On ne meurt que mille fois
«Pour beaucoup d’Occidentaux, la croyance en la réincarnation s’inscrit dans le refus de n’avoir qu’une seule vie à vivre et la mécanique des jeux vidéo reflète bien cette croyance», a expliqué Mathieu Dagenais lors d’une conférence qui a eu lieu le 16 mars sur le thème «Vie, mort et après-mort: jeux et enjeux d’une société post-mortelle». L’un des jeux les plus populaires est le first-person shooter, qui se traduit par «jeu de tir à la première personne». Immergé dans un monde semé d’embûches, possédant une vision d’ensemble de toute la scène tel un dieu omniscient, le joueur doit à tout prix persister dans sa mission et marquer des points, au propre comme au figuré. Appelé à atteindre de plus hauts niveaux comme autant de cycles de vie, jamais il ne peut revenir en arrière, l’important étant de durer.

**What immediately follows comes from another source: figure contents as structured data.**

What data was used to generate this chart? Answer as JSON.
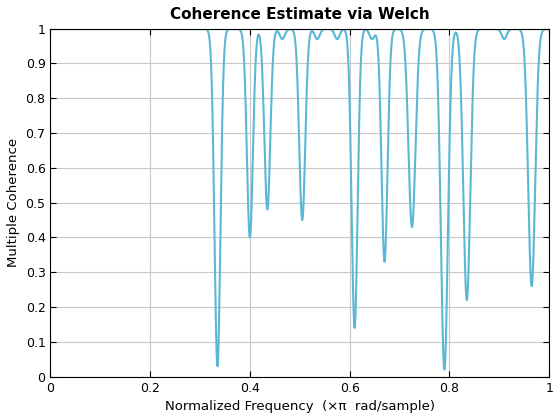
{
  "title": "Coherence Estimate via Welch",
  "xlabel": "Normalized Frequency  (×π  rad/sample)",
  "ylabel": "Multiple Coherence",
  "xlim": [
    0,
    1
  ],
  "ylim": [
    0,
    1
  ],
  "line_color": "#5BB8D4",
  "line_width": 1.5,
  "background_color": "#ffffff",
  "grid_color": "#c8c8c8",
  "xticks": [
    0,
    0.2,
    0.4,
    0.6,
    0.8,
    1.0
  ],
  "yticks": [
    0,
    0.1,
    0.2,
    0.3,
    0.4,
    0.5,
    0.6,
    0.7,
    0.8,
    0.9,
    1.0
  ],
  "dip_centers": [
    0.335,
    0.4,
    0.435,
    0.465,
    0.505,
    0.535,
    0.575,
    0.61,
    0.645,
    0.67,
    0.725,
    0.79,
    0.835,
    0.91,
    0.965
  ],
  "dip_minima": [
    0.03,
    0.4,
    0.48,
    0.97,
    0.45,
    0.97,
    0.97,
    0.14,
    0.97,
    0.33,
    0.43,
    0.02,
    0.22,
    0.97,
    0.26
  ],
  "dip_sigmas": [
    0.006,
    0.006,
    0.006,
    0.005,
    0.006,
    0.005,
    0.005,
    0.006,
    0.005,
    0.006,
    0.007,
    0.007,
    0.007,
    0.005,
    0.007
  ],
  "flat_level": 0.999,
  "n_points": 8000
}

«Les concepteurs de jeux vidéo ont compris que la mort définitive d’un personnage pouvait nuire à l’intérêt du jeu et du même coup, à sa popularité, affirme Mathieu Dagenais. Le pire, c’est qu’on a aux États-Unis des jeunes qui sont morts d’avoir trop joué devant leur ordinateur. Ils étaient tellement pris par le jeu qu’ils en oubliaient de se nourrir et de dormir, ce qui nous ramène au caractère obsédant de certains jeux vidéo.» La mort n’est jamais non plus définitive dans un autre jeu très populaire du type World War Craft. Peuplé de personnages fantastiques, le héros doit y combattre dragons et fantômes, l’une des récompenses ultimes étant l’épée, symbole de sa force et moteur de reconnaissance sociale de la part des autres joueurs. Il s’y crée parfois un système de castes. Les personnages n’y vieillissent jamais mais évoluent constamment, s’incarnant et se désincarnant au fil d’existences inventées.
Le mot de la fin appartient à Jean-Philippe Perreault, doctorant en sciences des religions qui participait également à cette conférence organisée par la Faculté de théologie et de sciences religieuses et le Regroupement des étudiants en sciences des religions. «Dans une société comme la nôtre où la mort est en quelque sorte niée collectivement, il est normal qu’elle ressorte dans les jeux vidéo, souligne Philippe Perreault. Mais dans ces mondes réels et virtuels où on ne meurt jamais, est-on encore dans l’humanité?»